In this project the best place for a well for the fictive company OilyGiant mining should be found. Therefore the company provided data of sample drillings of three regions and historic data.
The process should contain multiple steps:
- Building a linear regression model to predict volume for wells in the three regions
- Selection of top 200 wells for each region
- Calculation of break even point considering costs and outcome
- Analysing the profit and risk potentials for each regions using bootstrapping
- Making suggestion of best region wit risk of loss below 2.5%
The model results for the three regions are:
Region | RMSE | R2 Score |
---|---|---|
Region0 | 37.58 | 0.28 |
Region1 | 00.89 | 0.99 |
Region2 | 40.03 | 0.21 |
Based on that the real and predicted outcomes are resulting as the following:
- The real mean volume of top 500 is the highest in region 2 and 0. (Around 180) Whereas the real mean value of region 1 is around 130.
- In contrast to that, the mean prediction of the top 500 spots form the model shows complete different results:
- region 1 has the highest average which is around the same level than the real average (130)
- the mean of predicted means for region 0 and region2 decreased to around 115 and are now lower than region 1
- The mean decreased around 70 units for region 0 and 2 (in middle) wherease the mean in region decreased just 0.49 units
- The RMSE for the top 500 is over 63 for region 0 and over 47 for region 2 and so massively over the RMSE of the models (37-40)

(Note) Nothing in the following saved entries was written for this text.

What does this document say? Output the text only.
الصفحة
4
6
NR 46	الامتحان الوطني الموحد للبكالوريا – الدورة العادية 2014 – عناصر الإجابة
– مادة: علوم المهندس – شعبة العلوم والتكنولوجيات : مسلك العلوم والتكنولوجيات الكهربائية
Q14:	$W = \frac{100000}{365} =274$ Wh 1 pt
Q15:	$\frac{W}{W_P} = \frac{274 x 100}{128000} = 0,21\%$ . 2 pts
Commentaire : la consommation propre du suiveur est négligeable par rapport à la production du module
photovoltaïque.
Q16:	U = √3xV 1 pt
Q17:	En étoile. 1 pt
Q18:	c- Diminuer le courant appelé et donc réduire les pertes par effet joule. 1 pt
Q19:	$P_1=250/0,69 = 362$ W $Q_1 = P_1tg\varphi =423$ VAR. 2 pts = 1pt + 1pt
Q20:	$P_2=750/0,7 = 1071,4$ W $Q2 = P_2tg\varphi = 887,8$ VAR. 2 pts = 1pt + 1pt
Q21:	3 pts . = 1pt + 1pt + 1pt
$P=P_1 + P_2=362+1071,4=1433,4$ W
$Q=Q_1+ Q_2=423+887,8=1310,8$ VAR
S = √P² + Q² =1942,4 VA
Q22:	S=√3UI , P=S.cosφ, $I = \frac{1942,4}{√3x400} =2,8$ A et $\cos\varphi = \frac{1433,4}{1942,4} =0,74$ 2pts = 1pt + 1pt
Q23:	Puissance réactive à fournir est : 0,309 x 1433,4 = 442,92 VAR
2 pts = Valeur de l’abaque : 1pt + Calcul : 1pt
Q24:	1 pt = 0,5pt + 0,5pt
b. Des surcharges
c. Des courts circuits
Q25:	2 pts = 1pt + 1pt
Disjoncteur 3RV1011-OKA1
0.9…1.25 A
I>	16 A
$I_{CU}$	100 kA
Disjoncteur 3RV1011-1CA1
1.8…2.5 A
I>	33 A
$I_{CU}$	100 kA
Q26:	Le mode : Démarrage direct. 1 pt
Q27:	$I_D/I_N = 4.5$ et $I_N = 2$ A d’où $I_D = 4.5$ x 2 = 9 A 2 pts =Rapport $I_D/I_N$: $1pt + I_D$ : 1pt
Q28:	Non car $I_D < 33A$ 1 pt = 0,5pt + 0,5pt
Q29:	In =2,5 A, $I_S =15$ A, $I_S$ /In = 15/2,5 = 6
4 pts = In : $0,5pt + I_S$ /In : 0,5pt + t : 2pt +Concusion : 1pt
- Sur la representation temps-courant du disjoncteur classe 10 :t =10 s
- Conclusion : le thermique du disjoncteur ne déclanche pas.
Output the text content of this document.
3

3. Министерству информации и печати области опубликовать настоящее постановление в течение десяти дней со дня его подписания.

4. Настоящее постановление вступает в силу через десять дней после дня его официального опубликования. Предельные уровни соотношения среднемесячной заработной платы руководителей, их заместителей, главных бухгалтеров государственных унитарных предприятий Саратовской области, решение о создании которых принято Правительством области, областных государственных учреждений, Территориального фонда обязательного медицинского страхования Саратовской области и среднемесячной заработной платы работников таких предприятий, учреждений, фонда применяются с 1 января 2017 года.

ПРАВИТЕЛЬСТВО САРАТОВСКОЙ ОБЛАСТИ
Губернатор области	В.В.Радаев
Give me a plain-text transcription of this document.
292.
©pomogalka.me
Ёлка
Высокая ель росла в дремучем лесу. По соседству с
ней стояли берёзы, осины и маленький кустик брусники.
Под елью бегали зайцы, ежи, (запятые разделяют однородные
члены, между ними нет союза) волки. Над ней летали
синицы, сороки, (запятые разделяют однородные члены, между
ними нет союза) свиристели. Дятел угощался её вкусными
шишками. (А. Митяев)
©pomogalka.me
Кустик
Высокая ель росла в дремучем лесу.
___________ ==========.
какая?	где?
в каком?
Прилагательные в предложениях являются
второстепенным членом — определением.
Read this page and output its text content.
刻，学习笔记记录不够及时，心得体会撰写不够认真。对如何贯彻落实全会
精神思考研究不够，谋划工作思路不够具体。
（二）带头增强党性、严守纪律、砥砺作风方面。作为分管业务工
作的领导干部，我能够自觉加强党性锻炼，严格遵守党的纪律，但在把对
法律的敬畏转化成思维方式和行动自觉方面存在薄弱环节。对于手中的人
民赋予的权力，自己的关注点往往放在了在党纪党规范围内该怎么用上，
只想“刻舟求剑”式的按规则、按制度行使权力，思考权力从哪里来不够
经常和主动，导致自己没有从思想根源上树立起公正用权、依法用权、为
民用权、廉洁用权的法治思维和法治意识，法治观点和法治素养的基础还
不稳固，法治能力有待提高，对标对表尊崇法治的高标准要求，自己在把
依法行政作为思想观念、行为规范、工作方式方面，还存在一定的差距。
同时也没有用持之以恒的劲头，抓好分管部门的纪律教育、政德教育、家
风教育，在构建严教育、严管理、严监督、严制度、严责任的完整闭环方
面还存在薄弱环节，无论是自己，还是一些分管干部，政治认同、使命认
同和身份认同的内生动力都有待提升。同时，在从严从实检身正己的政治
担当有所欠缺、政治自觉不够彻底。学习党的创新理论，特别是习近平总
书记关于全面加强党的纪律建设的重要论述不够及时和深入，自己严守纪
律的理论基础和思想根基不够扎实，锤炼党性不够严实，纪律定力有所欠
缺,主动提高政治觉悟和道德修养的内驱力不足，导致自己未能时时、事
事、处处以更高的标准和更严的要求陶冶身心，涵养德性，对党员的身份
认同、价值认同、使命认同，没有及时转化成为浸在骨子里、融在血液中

- Based on the costs and estimated prices, the break even point for 200 wells has been calculated for a production of minimum 111.11 mio. barrels.
- A sample of 500 wells per region of which the 200 most promising would have been developed shows, that region 2 is the most profitable region using the estimations of the model.
With bootstrapping with 1000 Samples the average profit and the probability of a loss per region results as:
Region | Estimated Profit in $ | Probability of loss in % |
---|---|---|
Region0 | 3.88e6 | 6.85 |
Region1 | 4.91e6 | 0.36 |
Region2 | 3.62e6 | 9.23 |
Based on the previously carried out steps the new 200 wells should be developed in region 1. This region is choose because it has the highest to expecting profit with a minimal chance of losses compared to region 0 and 2.